Get Stockholm Syndrome With Peter Bjorn and John

An Everywhere Indie Band

These are strange times for Peter Bjorn and John. Just one year ago, Peter Morén, Bjorn Yttling and John Eriksson, the three Swedish musicians who comprise the conveniently named rock band, had released two albums no one had heard and had played only a handful of shows in their homeland.

Today, things are different. On Monday, Peter Bjorn and John played their first-ever show in America to a sold out crowd at the Mercury Lounge, which they followed with another sold out show at the Bowery on Tuesday. How did a band on a tiny European label with negligible American distribution sell out two large shows to cynical New Yorkers on their first go?

“I don’t know,” says Peter, “you tell me.”

To this writer’s mind, the success is attributable to a combination of sexual promiscuity and the Internet. The band’s horrifically catchy hit single “Young Folks” most certainly concerns young promiscuous sex, and, as young promiscuous sex tends to do, it has spread at an amazing rate over the Internet as a free download. As a result, Peter Bjorn and John’s third album, Writer’s Block, which will finally be released in America on Tuesday, has earned spastic reviews from most online music blogs, and you can hear music nerds everywhere humming along to the whistle-solo from “Young Folks.”
“The previous two albums [2002’s Peter Bjorn and John and 2005’s Falling Out] were not even available most places, so it is not so strange that people didn’t know us,” Peter said from his home in Stockholm. “To suddenly have a proper hit was a really big change, especially when you’re not a band that deliberately tried to write hits.”

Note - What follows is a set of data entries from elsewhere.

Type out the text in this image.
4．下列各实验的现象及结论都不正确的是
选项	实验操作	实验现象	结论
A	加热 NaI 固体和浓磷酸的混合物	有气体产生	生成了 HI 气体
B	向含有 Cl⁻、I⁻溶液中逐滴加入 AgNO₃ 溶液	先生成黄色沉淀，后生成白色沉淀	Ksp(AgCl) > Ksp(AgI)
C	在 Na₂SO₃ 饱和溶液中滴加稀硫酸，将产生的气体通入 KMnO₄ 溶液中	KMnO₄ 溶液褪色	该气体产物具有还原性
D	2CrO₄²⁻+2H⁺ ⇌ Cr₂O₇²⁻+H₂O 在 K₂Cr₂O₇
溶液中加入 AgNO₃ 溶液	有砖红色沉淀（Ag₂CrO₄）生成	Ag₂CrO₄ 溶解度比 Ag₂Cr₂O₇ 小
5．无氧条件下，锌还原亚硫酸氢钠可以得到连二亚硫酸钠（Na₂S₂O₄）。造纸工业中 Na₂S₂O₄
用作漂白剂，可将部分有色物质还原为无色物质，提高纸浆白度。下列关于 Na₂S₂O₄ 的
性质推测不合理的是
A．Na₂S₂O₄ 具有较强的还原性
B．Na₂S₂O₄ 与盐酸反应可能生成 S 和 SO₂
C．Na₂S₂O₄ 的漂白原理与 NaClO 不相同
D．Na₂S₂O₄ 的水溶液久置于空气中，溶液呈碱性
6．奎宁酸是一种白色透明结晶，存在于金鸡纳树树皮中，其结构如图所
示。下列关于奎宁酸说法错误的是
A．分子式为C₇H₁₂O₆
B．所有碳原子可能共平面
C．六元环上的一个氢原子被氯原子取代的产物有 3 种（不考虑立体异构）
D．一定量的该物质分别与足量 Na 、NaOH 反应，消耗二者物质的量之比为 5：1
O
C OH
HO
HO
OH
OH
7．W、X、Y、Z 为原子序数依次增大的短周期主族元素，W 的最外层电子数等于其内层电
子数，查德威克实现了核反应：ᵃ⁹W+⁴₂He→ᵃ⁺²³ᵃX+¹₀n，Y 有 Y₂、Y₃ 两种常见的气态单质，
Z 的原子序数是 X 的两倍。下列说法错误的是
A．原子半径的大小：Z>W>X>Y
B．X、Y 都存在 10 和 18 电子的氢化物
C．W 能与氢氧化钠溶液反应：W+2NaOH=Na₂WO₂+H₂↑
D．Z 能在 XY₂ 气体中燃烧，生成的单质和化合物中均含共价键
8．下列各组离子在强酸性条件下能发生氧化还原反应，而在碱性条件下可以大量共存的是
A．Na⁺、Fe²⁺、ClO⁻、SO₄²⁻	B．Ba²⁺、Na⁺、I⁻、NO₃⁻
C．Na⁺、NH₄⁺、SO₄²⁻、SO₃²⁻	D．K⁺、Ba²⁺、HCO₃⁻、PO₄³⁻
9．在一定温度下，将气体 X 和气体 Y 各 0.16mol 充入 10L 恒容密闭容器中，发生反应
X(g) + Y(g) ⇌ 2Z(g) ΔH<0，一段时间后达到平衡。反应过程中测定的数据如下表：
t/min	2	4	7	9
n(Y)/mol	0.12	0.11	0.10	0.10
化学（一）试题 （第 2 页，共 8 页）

The change was pronounced. In their eight years together prior to the success of “Young Folks,” Peter Bjorn and John had played relatively few shows and, with the exception of short trips to London and Norway, had not left their native Sweden. 
“It is very hard to be a musician in Sweden,” Peter warns. “It is a very small concert scene… even now our album sells poorly here. People will recognize the song but will not know the band.”
This is not the case in the rest of Europe. The online presence of “Young Folks” propelled the band on their first-ever European tour this summer, and the band played sold out shows even in countries where Writer’s Block had not been released yet. “We’ve been in Germany and Paris the other week and that was just amazing. We didn’t expect that because everybody before hand said the album wasn’t doing well but the response was great,” Peter said, “Ireland is probably the best, however. For some reason Irish people like us a lot.”

The momentum, it seems, continues to build. After their shows in New York and LA, Peter Bjorn and John will travel to Australia and Japan, where “Young Folks” recently topped the J-Wave pop charts.
But things were not always world tours and Japanese fandom for Peter Bjorn and John.

“We are all from villages in the country side,” Peter explains of his upbringing in the wilds of northern Sweden, “It’s quite far between cities and it’s a lot of nature, so when you were a kid you basically had nothing to do.”
Peter met Bjorn at age 16, when they were united because they “were the only kids in high school who liked Manchester shoe gaze rock” The two have been making music together ever since, and with the addition of percussionist John Eriksson in 1999, the band was naturally complete.

Now, after eight years together, Peter Bjorn and John has transcended the geographic trap that holds back so many bands in only a matter of months. 
“I think the thing that’s happening right now is sort of what we have always wanted,” Peter reflected, “to be not a big band but to get audiences big enough to release albums in a lot of territories.”

With the release of Writer’s Block in America on Tuesday, Peter Bjorn and John may join the increasing list of bands who have circumvented the traditional route to music industry success; a band that only a few months ago was without label support, major touring, or even a strong fan base at home, Peter Bjorn and John may be on the verge of achieving their foremost goal: “From the beginning we didn’t think of ourselves as just some Swedish indie band,” Peter said, “but as an indie band everywhere.”